Nothing Medical about “Medical” Marijuana
- What does “medical” mean?
- “medical” marijuana cannot be prescribed by a doctor
- “medical” marijuana cannot be distributed by a pharmacist
- “medical” marijuana is not covered by insurance or Medicaid
- “medical” marijuana, a schedule 1 drug, does not have to be reported to the PDMP
- In states with medical marijuana, less than 5% of users have a serious illness like HIV, glaucoma, cancer, or MS. The average user is in his mid 30s, has a history of drug abuse, no chronic illness, and reports only pain and headaches.
- Study: Long term marijuana users seeking medical cannabis in California: demographics, social characteristics, patterns of cannabis and other drug use of 4117 applicants.
- https://www.ncbi.nlm.nih.gov/pubmed/17980043
- The National Academy of Medicine convened a panel of sixteen leading medical experts to analyze the scientific literature on cannabis. The report they prepared, which came out in January of 2017, is over 400 pages. Some things they looked at:
- Smoking pot is widely believed to diminish nausea associated with chemotherapy. The panel pointed out, “there are no good-quality randomized trials investigating this option.”
- In the US we are using marijuana as a treatment for pain, but “very little is known about the efficacy, dose, routes of administration, or side effects of commonly used and commercially available cannabis products in the United States.”
- Is it good for epilepsy? “Insufficient evidence.”

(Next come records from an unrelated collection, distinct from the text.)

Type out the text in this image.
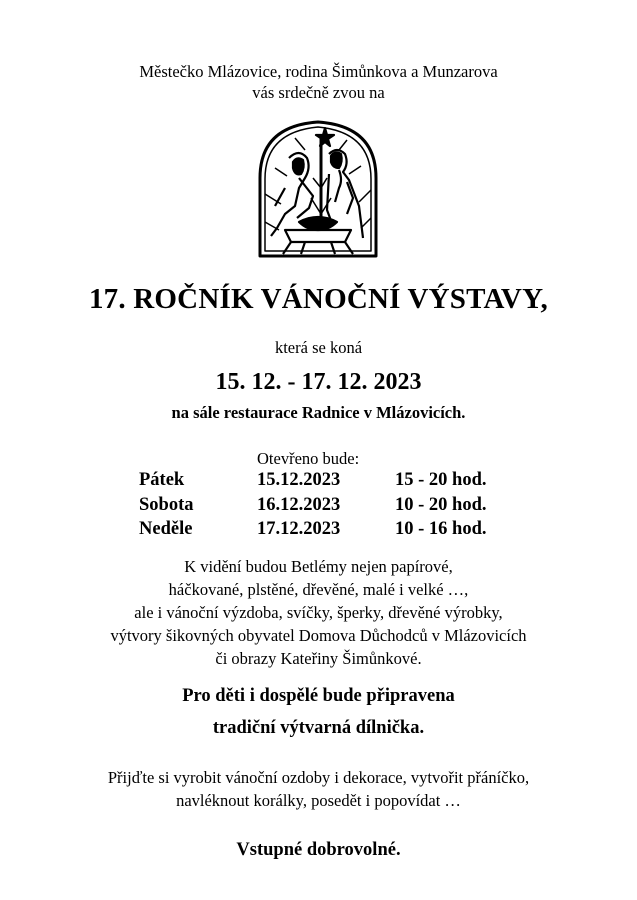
Městečko Mlázovice, rodina Šimůnkova a Munzarova

vás srdečně zvou na

17. ROČNÍK VÁNOČNÍ VÝSTAVY,

která se koná

15. 12. - 17. 12. 2023

na sále restaurace Radnice v Mlázovicích.

Otevřeno bude:

Pátek	15.12.2023	15 - 20 hod.
Sobota	16.12.2023	10 - 20 hod.
Neděle	17.12.2023	10 - 16 hod.

K vidění budou Betlémy nejen papírové,

háčkované, plstěné, dřevěné, malé i velké …,

ale i vánoční výzdoba, svíčky, šperky, dřevěné výrobky,

výtvory šikovných obyvatel Domova Důchodců v Mlázovicích

či obrazy Kateřiny Šimůnkové.

Pro děti i dospělé bude připravena

tradiční výtvarná dílnička.

Přijďte si vyrobit vánoční ozdoby i dekorace, vytvořit přáníčko,

navléknout korálky, posedět i popovídat …

Vstupné dobrovolné.
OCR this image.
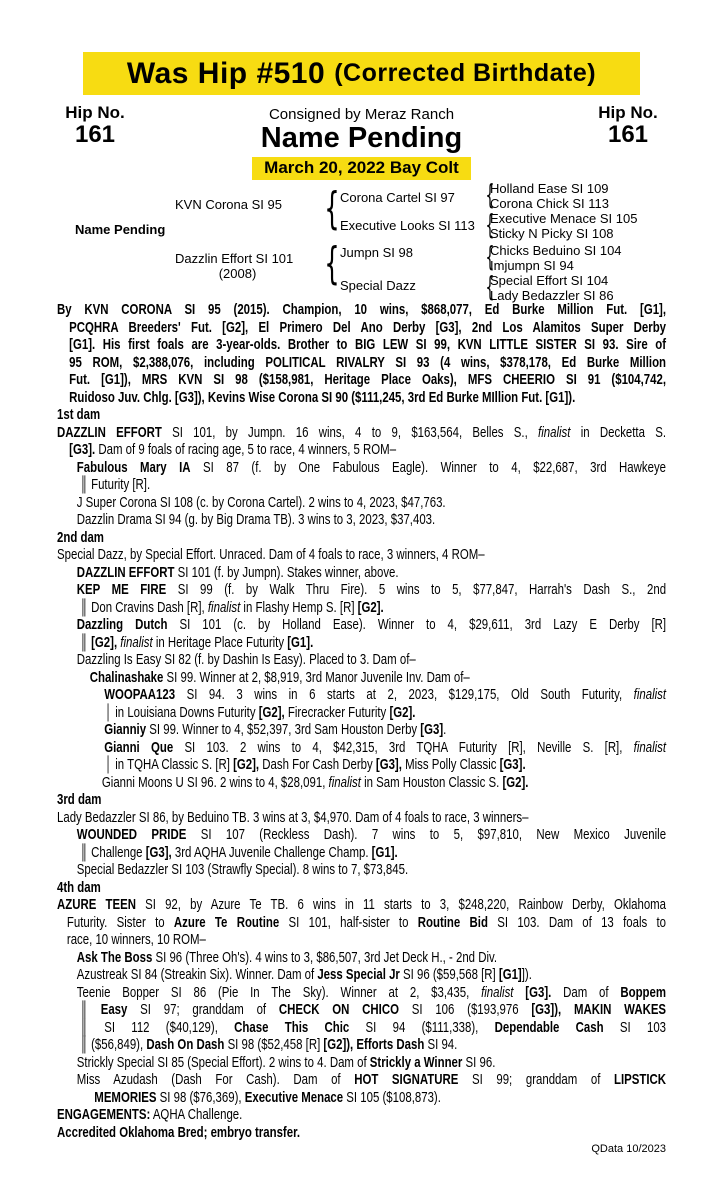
Was Hip #510 (Corrected Birthdate)
Hip No.
161
Hip No.
161
Consigned by Meraz Ranch
Name Pending
March 20, 2022 Bay Colt
Name Pending
KVN Corona SI 95
Dazzlin Effort SI 101
(2008)
{
{
Corona Cartel SI 97
Executive Looks SI 113
Jumpn SI 98
Special Dazz
{
Holland Ease SI 109
Corona Chick SI 113
{
Executive Menace SI 105
Sticky N Picky SI 108
{
Chicks Beduino SI 104
Imjumpn SI 94
{
Special Effort SI 104
Lady Bedazzler SI 86
By KVN CORONA SI 95 (2015). Champion, 10 wins, $868,077, Ed Burke Million Fut. [G1],
PCQHRA Breeders' Fut. [G2], El Primero Del Ano Derby [G3], 2nd Los Alamitos Super Derby
[G1]. His first foals are 3-year-olds. Brother to BIG LEW SI 99, KVN LITTLE SISTER SI 93. Sire of
95 ROM, $2,388,076, including POLITICAL RIVALRY SI 93 (4 wins, $378,178, Ed Burke Million
Fut. [G1]), MRS KVN SI 98 ($158,981, Heritage Place Oaks), MFS CHEERIO SI 91 ($104,742,
Ruidoso Juv. Chlg. [G3]), Kevins Wise Corona SI 90 ($111,245, 3rd Ed Burke MIllion Fut. [G1]).
1st dam
DAZZLIN EFFORT SI 101, by Jumpn. 16 wins, 4 to 9, $163,564, Belles S., finalist in Decketta S.
[G3]. Dam of 9 foals of racing age, 5 to race, 4 winners, 5 ROM–
Fabulous Mary IA SI 87 (f. by One Fabulous Eagle). Winner to 4, $22,687, 3rd Hawkeye
║ Futurity [R].
J Super Corona SI 108 (c. by Corona Cartel). 2 wins to 4, 2023, $47,763.
Dazzlin Drama SI 94 (g. by Big Drama TB). 3 wins to 3, 2023, $37,403.
2nd dam
Special Dazz, by Special Effort. Unraced. Dam of 4 foals to race, 3 winners, 4 ROM–
DAZZLIN EFFORT SI 101 (f. by Jumpn). Stakes winner, above.
KEP ME FIRE SI 99 (f. by Walk Thru Fire). 5 wins to 5, $77,847, Harrah's Dash S., 2nd
║ Don Cravins Dash [R], finalist in Flashy Hemp S. [R] [G2].
Dazzling Dutch SI 101 (c. by Holland Ease). Winner to 4, $29,611, 3rd Lazy E Derby [R]
║ [G2], finalist in Heritage Place Futurity [G1].
Dazzling Is Easy SI 82 (f. by Dashin Is Easy). Placed to 3. Dam of–
Chalinashake SI 99. Winner at 2, $8,919, 3rd Manor Juvenile Inv. Dam of–
WOOPAA123 SI 94. 3 wins in 6 starts at 2, 2023, $129,175, Old South Futurity, finalist
│ in Louisiana Downs Futurity [G2], Firecracker Futurity [G2].
Gianniy SI 99. Winner to 4, $52,397, 3rd Sam Houston Derby [G3].
Gianni Que SI 103. 2 wins to 4, $42,315, 3rd TQHA Futurity [R], Neville S. [R], finalist
│ in TQHA Classic S. [R] [G2], Dash For Cash Derby [G3], Miss Polly Classic [G3].
Gianni Moons U SI 96. 2 wins to 4, $28,091, finalist in Sam Houston Classic S. [G2].
3rd dam
Lady Bedazzler SI 86, by Beduino TB. 3 wins at 3, $4,970. Dam of 4 foals to race, 3 winners–
WOUNDED PRIDE SI 107 (Reckless Dash). 7 wins to 5, $97,810, New Mexico Juvenile
║ Challenge [G3], 3rd AQHA Juvenile Challenge Champ. [G1].
Special Bedazzler SI 103 (Strawfly Special). 8 wins to 7, $73,845.
4th dam
AZURE TEEN SI 92, by Azure Te TB. 6 wins in 11 starts to 3, $248,220, Rainbow Derby, Oklahoma
Futurity. Sister to Azure Te Routine SI 101, half-sister to Routine Bid SI 103. Dam of 13 foals to
race, 10 winners, 10 ROM–
Ask The Boss SI 96 (Three Oh's). 4 wins to 3, $86,507, 3rd Jet Deck H., - 2nd Div.
Azustreak SI 84 (Streakin Six). Winner. Dam of Jess Special Jr SI 96 ($59,568 [R] [G1]]).
Teenie Bopper SI 86 (Pie In The Sky). Winner at 2, $3,435, finalist [G3]. Dam of Boppem
║ Easy SI 97; granddam of CHECK ON CHICO SI 106 ($193,976 [G3]), MAKIN WAKES
║ SI 112 ($40,129), Chase This Chic SI 94 ($111,338), Dependable Cash SI 103
║ ($56,849), Dash On Dash SI 98 ($52,458 [R] [G2]), Efforts Dash SI 94.
Strickly Special SI 85 (Special Effort). 2 wins to 4. Dam of Strickly a Winner SI 96.
Miss Azudash (Dash For Cash). Dam of HOT SIGNATURE SI 99; granddam of LIPSTICK
MEMORIES SI 98 ($76,369), Executive Menace SI 105 ($108,873).
ENGAGEMENTS: AQHA Challenge.
Accredited Oklahoma Bred; embryo transfer.
QData 10/2023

- Tourette’s syndrome? “Limited evidence. “
- A.L.S., Huntington’s, and Parkinson’s? “Insufficient evidence.”
- Irritable-bowel syndrome? “Insufficient evidence.”
- Dementia and glaucoma? “Probably not. “
- Depression? “Probably not.”
- As the National Academy panel declared, in one of its few unequivocal conclusions, “Cannabis use is likely to increase the risk of developing schizophrenia and other psychoses; the higher the use, the greater the risk.”
- From the New Yorker story on the study:
- We need proper studies, the panel concluded, on the health effects of cannabis on children and teen-agers and pregnant women and breast-feeding mothers and “older populations” and “heavy cannabis users.”
- The panel also called for investigation into “the pharmacokinetic and pharmacodynamic properties of cannabis, modes of delivery, different concentrations, in various populations, including the dose-response relationships of cannabis and THC or other cannabinoids.”
- Figuring out the “dose-response relationship” of a new compound is something a pharmaceutical company does from the start of trials in human subjects, as it prepares a new drug application for the F.D.A.
- Too little of a powerful drug means that it won’t work. Too much means that it might do more harm than good. The amount of active ingredient in a pill and the metabolic path that the ingredient takes after it enters your body—these are things that drugmakers will have painstakingly mapped out before the product comes on the market, with a tractor-trailer full of supporting documentation
- By NOT requiring the marijuana industry, which is heavily propped up by investments from the tobacco industry, we are allowing big business to forgo the FDA process that protects patients and ensures quality control.
- The U.S. Food and Drug Administration (FDA) has not recognized or approved the marijuana plant as medicine.
- The FDA requires carefully conducted studies (clinical trials) in hundreds to thousands of human subjects to determine the benefits and risks of a possible medication. So far, researchers haven’t conducted enough large-scale clinical trials that show that the benefits of the marijuana plant outweigh its risks in patients it’s meant to treat.
- The process to bring a new drug to market is a rigorous one and one that is costly to the pharmaceutical companies that seek to sell it. It usually takes about 12 years and costs between at least one billion dollars, and often more than two billion.
- Marijuana is a $10 Billion dollar industry in the Untied States.
- Cronos, which became the first marijuana stock to go from the over-the-counter exchange to a major U.S. exchange, made waves in early December when it announced that tobacco giant Altria (NYSE:MO) would be taking a $1.8 billion equity stake in the company. Altria now has a 45% stake in Cronos Group, with the ability to exercise warrants it also received to boost its stake up to 55%. Should those warrants be exercised, Cronos would receive an additional $1.05 billion from Altria.